Foto: José Cruz/Agência Brasil

O presidente nacional do Partido dos Trabalhadores, Rui Falcão, defendeu, em coletiva de imprensa durante o 5º Congresso Nacional da legenda, uma mudança no modelo tributário brasileiro. Para ele, o atual sistema é “injusto”.

Segundo ele, a ideia de alterar o sistema tributário do País é antiga, mas a composição do Congresso Nacional não favorece a discussão de temas como esse. Para Falcão, é preciso uma reforma política, como primeiro passo, para conseguir avançar.

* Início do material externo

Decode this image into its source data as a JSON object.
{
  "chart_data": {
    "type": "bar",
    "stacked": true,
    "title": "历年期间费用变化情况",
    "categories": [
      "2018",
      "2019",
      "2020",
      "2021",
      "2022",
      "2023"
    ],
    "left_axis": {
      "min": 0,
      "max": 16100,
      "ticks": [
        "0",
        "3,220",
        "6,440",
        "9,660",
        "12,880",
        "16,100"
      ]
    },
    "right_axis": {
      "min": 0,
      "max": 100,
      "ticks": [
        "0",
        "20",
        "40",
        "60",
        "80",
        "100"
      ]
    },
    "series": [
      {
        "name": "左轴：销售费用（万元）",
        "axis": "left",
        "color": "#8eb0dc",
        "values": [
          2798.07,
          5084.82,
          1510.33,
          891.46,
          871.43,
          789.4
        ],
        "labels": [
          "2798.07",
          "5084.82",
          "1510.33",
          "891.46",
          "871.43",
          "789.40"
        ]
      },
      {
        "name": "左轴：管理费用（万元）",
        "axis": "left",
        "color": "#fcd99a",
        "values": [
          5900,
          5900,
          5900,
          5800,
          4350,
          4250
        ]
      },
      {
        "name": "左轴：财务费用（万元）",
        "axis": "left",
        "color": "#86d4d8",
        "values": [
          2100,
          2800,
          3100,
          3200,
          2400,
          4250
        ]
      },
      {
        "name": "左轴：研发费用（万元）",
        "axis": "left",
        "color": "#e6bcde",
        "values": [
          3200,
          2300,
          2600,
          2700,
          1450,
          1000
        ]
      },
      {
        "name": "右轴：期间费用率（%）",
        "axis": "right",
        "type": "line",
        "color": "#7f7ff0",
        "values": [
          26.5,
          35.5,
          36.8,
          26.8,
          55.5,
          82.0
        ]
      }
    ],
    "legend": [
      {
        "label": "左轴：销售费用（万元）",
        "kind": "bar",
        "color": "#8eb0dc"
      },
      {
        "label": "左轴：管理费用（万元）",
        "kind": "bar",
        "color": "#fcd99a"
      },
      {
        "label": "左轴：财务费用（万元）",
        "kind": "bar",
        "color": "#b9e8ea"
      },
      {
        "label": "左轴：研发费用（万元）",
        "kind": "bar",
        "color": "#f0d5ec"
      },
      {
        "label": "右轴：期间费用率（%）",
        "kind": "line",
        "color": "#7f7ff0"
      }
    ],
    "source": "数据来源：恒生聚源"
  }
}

“A composição da carga tributária é injusta. É preciso combater o senso comum. Precisamos explicar que o que estamos propondo é para aliviar. Queremos mudar a qualidade do imposto. Quem tem mais, paga mais, quem tem menos, paga menos, e quem tem nada, não paga nada”, explicou.

“É preciso reavivar a CPMF, que é um imposto limpo, não cumulativo e transparente. Nós achamos que para retomar investimentos que são necessários não dá pra manter o atual sistema tributário”, avaliou.

Sobre as diferentes opiniões e frentes existentes no PT, Falcão disse que esta é uma das características marcantes da legenda. “Nós temos vários PTs no sentido da nossa pluralidade. Essa é uma característica marcante do PT: como conseguimos conviver com tantas ideias diferenciadas”, garantiu.

De acordo com o presidente da legenda, participaram 525 delegados (as) no primeiro dia de Congresso, em Salvador. Ele afirmou que a atividade que marcou o dia foi o debate das seis teses incritas. Segundo Falcão, a “Carta de Salvador” foi a tese vitoriosa.

“O congresso está muito quente, do ponto de vista do debate de ideias e muita polêmica, positivas. O texto aprovado reúne uma análise mais detalhada da situação política do mundo e do Brasil e inclui 14 propostas de resolução que vão ser examinadas”, disse.

Além disso, Falcão voltou a criticar a tentativa de “criminalização” da legenda e reafirmou que aqueles petistas envolvidos em atos ilícitos serão expulsos da legenda.

“É estranho que haja um processo seletivo de acusações. Não vejo cobertura forte da quase prescrição do Mensalão Tucano, da Operação Zelotes, do Trensalão. o que há contra o PT é uma acusação infundada, sem provas”, disse.

Sobre a decisão de deixar de receber doações empresariais, o presidente da legenda disse que ainda não há uma decisão sobre o tema. “Há uma proposta de adiar essa decisão para uma próxima reunião do Diretório Nacional”, lembrou.